If Cuba is unwilling to make a better deal for the Cuban people, the Cuban/American people and the U.S. as a whole, I will terminate deal.
— Donald J. Trump (@realDonaldTrump) November 28, 2016
That deal was struck in 2014 by President Barack Obama and Raul Castro, the Cuban president, and saw diplomatic ties restored, trade expanded and travel between the two countries increased after a half century of frozen relations.
In the days after the death of Fidel Castro, Raul’s brother and the Cuban leader for five decades, Mr Trump and his top advisers have foreshadowed a hawkish approach to the Communist island.
Reince Priebus, who will serve as Mr Trump’s chief of staff, said on Sunday that the incoming administration would “absolutely” roll back those policies unless Cuba made fundamental changes.

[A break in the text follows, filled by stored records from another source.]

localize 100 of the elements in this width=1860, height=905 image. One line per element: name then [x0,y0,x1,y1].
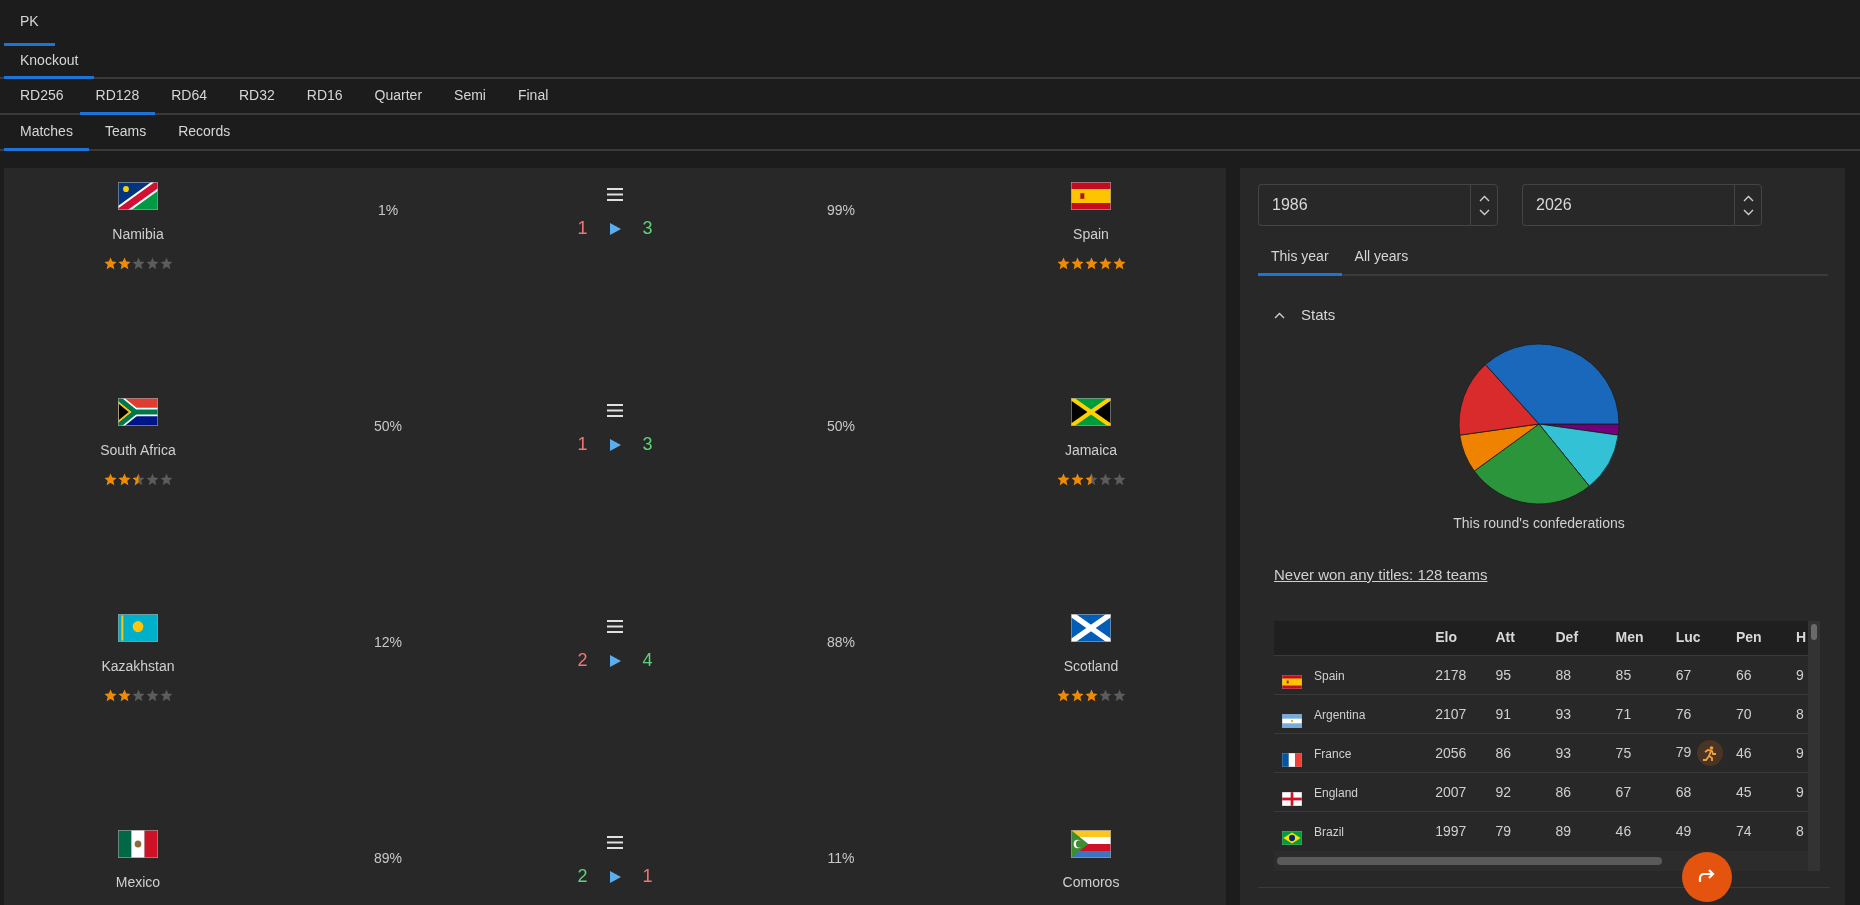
table-cell: 8 [1796,705,1804,722]
chevron-down-icon[interactable] [1742,208,1754,216]
flag-icon [1071,182,1111,210]
column-header[interactable]: Def [1555,629,1579,646]
chevron-up-icon[interactable] [1274,311,1285,319]
column-header[interactable]: Elo [1435,629,1458,646]
team-name: Jamaica [1064,441,1118,460]
table-cell: 75 [1615,744,1632,761]
year-field[interactable]: 2026 [1522,184,1734,226]
star-icon [117,689,131,702]
star-icon [1070,689,1084,702]
stepper[interactable] [1734,184,1762,226]
star-icon [145,689,159,702]
team-name: Namibia [112,225,164,244]
table-cell: 2107 [1435,705,1467,722]
stepper[interactable] [1470,184,1498,226]
chevron-up-icon[interactable] [1478,194,1490,202]
tab[interactable]: Final [501,79,565,115]
star-icon [1084,689,1098,702]
star-icon [145,473,159,486]
table-cell: 67 [1615,783,1632,800]
win-chance: 1% [377,201,399,220]
table-cell: 74 [1735,822,1752,839]
menu-icon[interactable] [607,620,623,633]
team-name: England [1314,784,1359,802]
menu-icon[interactable] [607,836,623,849]
flag-icon [1071,614,1111,642]
tab[interactable]: RD32 [223,79,291,115]
star-icon [1056,689,1070,702]
year-field[interactable]: 1986 [1258,184,1470,226]
tab[interactable]: Records [162,115,247,151]
flag-icon [1282,674,1302,689]
tab[interactable]: This year [1258,240,1342,276]
chevron-up-icon[interactable] [1742,194,1754,202]
flag-icon [1071,398,1111,426]
tab[interactable]: Teams [88,115,163,151]
titles-link[interactable]: Never won any titles: 128 teams [1274,563,1488,586]
flag-icon [1071,830,1111,858]
star-icon [145,257,159,270]
star-icon [159,689,173,702]
curved-arrow-icon [1697,869,1717,885]
tab[interactable]: RD256 [4,79,80,115]
score: 4 [642,649,653,672]
team-name: Spain [1314,667,1345,685]
table-cell: 93 [1555,705,1572,722]
win-chance: 89% [374,849,402,868]
menu-icon[interactable] [607,188,623,201]
star-icon [1112,257,1126,270]
win-chance: 12% [374,633,402,652]
table-cell: 45 [1735,783,1752,800]
table-cell: 71 [1615,705,1632,722]
play-button[interactable] [609,438,621,451]
table-cell: 79 [1495,822,1511,839]
tab[interactable]: Quarter [358,79,439,115]
table-cell: 1997 [1435,822,1467,839]
horizontal-scrollbar[interactable] [1277,856,1662,865]
score: 2 [577,865,588,888]
star-icon [1112,473,1126,486]
chevron-down-icon[interactable] [1478,208,1490,216]
score: 1 [577,217,588,240]
play-button[interactable] [609,870,621,883]
table-cell: 85 [1615,666,1632,683]
tab[interactable]: All years [1341,240,1422,276]
tab[interactable]: RD64 [155,79,223,115]
star-icon [103,257,117,270]
table-cell: 2178 [1435,666,1467,683]
star-icon [117,257,131,270]
flag-icon [1282,752,1302,767]
table-cell: 67 [1675,666,1692,683]
play-button[interactable] [609,654,621,667]
play-button[interactable] [609,222,621,235]
tab[interactable]: RD128 [79,79,156,115]
team-name: Mexico [115,873,161,892]
vertical-scrollbar[interactable] [1811,623,1818,640]
tab[interactable]: Semi [438,79,502,115]
star-icon [103,689,117,702]
star-icon [1112,689,1126,702]
score: 1 [642,865,653,888]
tab[interactable]: RD16 [290,79,359,115]
table-cell: 92 [1495,783,1511,800]
column-header[interactable]: Att [1495,629,1515,646]
menu-icon[interactable] [607,404,623,417]
running-person-icon[interactable] [1697,740,1724,766]
win-chance: 99% [827,201,855,220]
score: 3 [642,217,653,240]
table-cell: 2007 [1435,783,1467,800]
star-icon [1070,257,1084,270]
tab[interactable]: PK [4,0,55,46]
table-cell: 93 [1555,744,1572,761]
team-name: Argentina [1314,706,1366,724]
tab[interactable]: Matches [4,115,89,151]
star-icon [117,473,131,486]
table-cell: 66 [1735,666,1752,683]
star-icon [131,257,145,270]
tab[interactable]: Knockout [4,44,95,79]
table-cell: 91 [1495,705,1511,722]
star-icon [159,257,173,270]
flag-icon [118,830,158,858]
win-chance: 50% [827,417,855,436]
star-icon [1056,257,1070,270]
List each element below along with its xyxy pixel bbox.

“We’re not going to have a unilateral deal coming from Cuba back to the United States without some changes in their government,” he told Fox News. “Repression, open markets, freedom of religion, political prisoners—these things need to change in order to have open and free relationships, and that’s what president-elect Trump believes, and that’s where he’s going to head.”
Kellyanne Conway, another top Trump adviser, said Mr Trump would only open “new conversations” with Havana if a “very different Cuba” emerged.
“He wants to make sure that when the United States of America, when he’s president, engages in any type of diplomatic relations or trade agreements… that we as America are being protected and we as America are getting something in return,” she told ABC News.
The president-elect condemned Castro on Saturday as a “brutal dictator who oppressed his own people for nearly six decades”.
“Fidel Castro’s legacy is one of firing squads, theft, unimaginable suffering, poverty and the denial of fundamental human rights,” he said in a statement.
The restoration of ties with Cuba is a signature element of Mr Obama’s legacy as president, and any efforts to undermine it will face opposition from the current administration.
Congress has refused to end the longstanding trade embargo, though Mr Obama lifted restrictions of Cuban cigars and rum, and American credit cards can now be used on the island for the first time. Commercial flights from the US to Cuba have also been added in recent months.
Reversing the policy of detente implemented by Mr Obama would also face opposition from business interests, though it would be exceedingly popular among Cuban-Americans, most of whom are fierce opponents of the Cuban regime.
Most Cuban-Americans are concentrated in the key swing state of Florida, and Mr Trump promised to take a hard line on Cuba while campaigning there.